Ristorante Collina (introduzione)
Non è mai un’operazione semplice, e spesso viene pure fraintesa. Sarà l’abitudine che gli deriva dalla passione per il parapendio, o forse la condizione di figlio d’arte cresciuto ai sani principi del lavoro e della modestia, certo è che Mario Cornali, patron del Ristorante Collina, riesce a “volare alto” anche in cucina con estrema naturalezza seppure il ragionamento con cui arriva a sviluppare i piatti è raffinato, perfino colto come dimostra questo libro che arriva dopo quello di poesie già dato alle stampe per gli amici alcuni anni fa (sì, di poesie, belle per giunta).
Qui le ricette non sono altro che il terminale di racconti che trasudano anch’essi di poesia, storie che non sono un pretesto per allungare il brodo…bensì il brodo necessario da cui estrarre l’essenza della materia prima, l’obiettivo che ogni bravo cuoco deve porre al centro delle sue attenzioni.
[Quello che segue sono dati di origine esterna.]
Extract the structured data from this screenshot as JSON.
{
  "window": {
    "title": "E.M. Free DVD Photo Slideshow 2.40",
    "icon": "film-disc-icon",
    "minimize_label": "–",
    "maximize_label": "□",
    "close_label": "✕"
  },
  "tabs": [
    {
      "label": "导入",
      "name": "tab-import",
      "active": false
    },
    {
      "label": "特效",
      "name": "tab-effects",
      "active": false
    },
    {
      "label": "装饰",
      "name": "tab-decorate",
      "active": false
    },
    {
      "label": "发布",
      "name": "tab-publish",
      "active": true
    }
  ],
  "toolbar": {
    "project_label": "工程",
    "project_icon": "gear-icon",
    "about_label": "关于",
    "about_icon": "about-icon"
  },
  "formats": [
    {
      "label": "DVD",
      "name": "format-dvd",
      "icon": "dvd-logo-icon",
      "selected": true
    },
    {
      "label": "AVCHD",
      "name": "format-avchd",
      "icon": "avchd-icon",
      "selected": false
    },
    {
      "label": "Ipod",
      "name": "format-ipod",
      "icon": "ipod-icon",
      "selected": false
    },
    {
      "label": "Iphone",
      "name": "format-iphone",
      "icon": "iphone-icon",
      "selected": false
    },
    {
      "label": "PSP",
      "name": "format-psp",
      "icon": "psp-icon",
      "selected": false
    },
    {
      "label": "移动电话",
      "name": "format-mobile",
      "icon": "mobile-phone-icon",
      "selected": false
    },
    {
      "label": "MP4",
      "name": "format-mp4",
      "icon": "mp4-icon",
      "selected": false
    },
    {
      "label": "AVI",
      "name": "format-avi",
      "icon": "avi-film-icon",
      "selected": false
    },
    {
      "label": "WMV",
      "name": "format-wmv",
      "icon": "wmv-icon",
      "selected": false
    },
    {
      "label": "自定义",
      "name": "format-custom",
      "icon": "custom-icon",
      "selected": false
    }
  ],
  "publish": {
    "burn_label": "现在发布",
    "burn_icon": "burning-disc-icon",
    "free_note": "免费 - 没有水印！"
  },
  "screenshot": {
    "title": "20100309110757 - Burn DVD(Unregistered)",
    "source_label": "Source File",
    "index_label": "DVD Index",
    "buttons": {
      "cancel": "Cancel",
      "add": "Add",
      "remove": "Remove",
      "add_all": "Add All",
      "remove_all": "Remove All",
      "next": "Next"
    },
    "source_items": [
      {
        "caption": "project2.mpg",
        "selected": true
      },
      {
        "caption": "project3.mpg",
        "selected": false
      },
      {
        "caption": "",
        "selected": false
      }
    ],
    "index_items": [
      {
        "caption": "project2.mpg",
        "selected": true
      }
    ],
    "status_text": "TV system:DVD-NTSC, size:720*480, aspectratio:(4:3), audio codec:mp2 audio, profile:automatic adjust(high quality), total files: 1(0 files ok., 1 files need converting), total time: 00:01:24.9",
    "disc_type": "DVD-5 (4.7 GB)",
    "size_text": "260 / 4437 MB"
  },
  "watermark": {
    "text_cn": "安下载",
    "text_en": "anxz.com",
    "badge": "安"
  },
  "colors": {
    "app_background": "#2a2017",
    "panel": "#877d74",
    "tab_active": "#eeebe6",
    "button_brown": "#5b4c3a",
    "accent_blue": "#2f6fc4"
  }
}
Nel “brodo” Mario Cornali frulla ambiente, tradizioni, umanità, insomma tutto quel che concorre a formarne la specifica identità.
Poi ci mette del suo naturalmente, ma solo dopo avere cercato in tutti i modi di carpire la dinamica del processo di produzione e della qualità organolettica. Fuori dalla metafora artistica, dalle quali lo stesso Mario Cornali, pur grande appassionato di pittura, rifugge, il suo stile di cucina punta a mantenere vivo il sapore primario attraverso l’utilizzo di tutte le tecniche disponibili di cui è diventato padrone ed interprete non dogmatico ma libero.
Un atteggiamento che gli ha valso anche la messa a punto di elaborazioni geniali come gli “infinitesimali” di alcolici (che il cognato Giovanni Beretta utilizza in dolci strabilianti) o il “latte al fieno” che, utilizzato negli impasti conferisce al gelato come agli gnocchi i profumi dell’erba di collina (ogni riferimento al nome del locale non è puramente casuale). Consapevole che sarebbe velleitario esprimersi al meglio su tutti i fronti, ha focalizzato la sua attenzione su quel che può reperire direttamente, senza intermediazioni. Perciò dal menu il pesce di mare di origini incerta è stato bandito in favore di quello di acqua dolce del vicino lago di Como.
E avanti con le carni di animali da cortile – vivaddio l’usanza di allevarli nelle cascine della zona non s’è ancora persa totalmente – piuttosto che con i tagli bovini più scontati. La verdura e la frutta è quella di stagione, ma solo della stagione che è di casa da queste parti. Dal bosco i funghi, i tartufi (neri), i loertis (germogli del luppolo), le castagne. I formaggi sono quelli dei casari della zona che trasformano il proprio latte. Una decisione presa in tempi non sospetti, quando in pochissimi si preoccupavano di valorizzare il territorio, quando prodotti e cucina a “chilometri 0” non erano ancora diventati di moda. E quando la moda passerà? Non è un problema che tange Mario Cornali, la sua cucina ha un feeling naturale con il territorio, non c’è stato bisogno di inventarselo. La soluzione ce l’ha in casa: rimanere se stesso.